Namun, bila reforma agraria itu ditujukan pada petani dan masyarakat biasa yang cenderung ke arah pedesaan, bagaimana penerapan reforma agraria di tempat yang padat penduduk? Misalnya, sebagai contoh, akan dibahas bagaimana penerapan reforma agraria di Jakarta Selatan.


Penerapan Landreform/Reforma Agraria di Jakarta Selatan


Implementasi reforma agraria di wilayah urban padat penduduk
Implementasi reforma agraria di wilayah urban padat penduduk

Di Jakarta Selatan, sebagai wilayah urban padat dengan nilai tanah tinggi dan kepemilikan yang mayoritas sudah mapan, reforma agraria lebih difokuskan pada legalisasi aset dan penyelesaian konflik pertanahan. Kasus-kasus yang sering muncul melibatkan sengketa batas tanah, tumpang tindih sertifikat, dan warisan tanah yang tidak jelas statusnya. Program PTSL memang telah dijalankan di beberapa kelurahan, tetapi redistribusi tanah dalam arti pembagian lahan kepada warga miskin hampir tidak mungkin terjadi karena keterbatasan lahan negara. Maka, fokusnya lebih pada peningkatan kepastian hukum dan mediasi konflik, bukan distribusi ulang.


Di Jakarta Selatan, wilayah urban padat dengan nilai tanah tinggi dan dominasi kepemilikan mapan, reforma agraria lebih diarahkan pada legalisasi aset dan penyelesaian konflik pertanahan. Program seperti Pendaftaran Tanah Sistematis Lengkap (PTSL) dijalankan untuk memberikan kepastian hukum bagi warga yang belum memiliki sertifikat tanah. Namun, redistribusi tanah hampir tidak dimungkinkan karena keterbatasan tanah negara dan tingginya harga lahan.

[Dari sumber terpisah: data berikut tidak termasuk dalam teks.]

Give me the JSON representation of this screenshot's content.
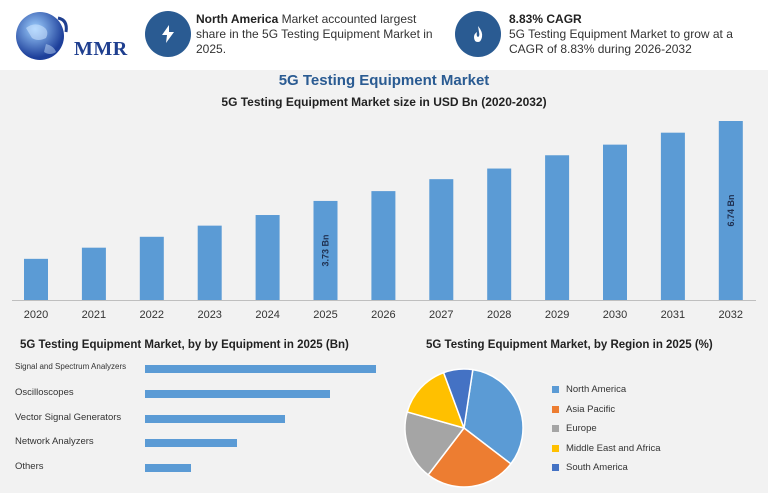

Oleh karena itu, implementasi reforma agraria di Jakarta Selatan lebih menekankan pada penataan administrasi pertanahan, mediasi konflik batas tanah, dan penertiban dokumen warisan atau kepemilikan ganda. Tujuannya bukan redistribusi fisik lahan, melainkan penciptaan ketertiban hukum dan tata ruang yang berkeadilan. Hal ini mencerminkan bahwa reforma agraria di wilayah urban bersifat administratif dan legalistik, bukan struktural seperti di wilayah pedesaan.


Namun, pertanyaan besar tetap terbuka: apakah legalisasi aset di kota bisa dianggap sebagai wujud keadilan agraria yang sejati? Atau ia hanya menjadi strategi teknokratik yang menghindar dari problem mendasar ketimpangan kepemilikan lahan?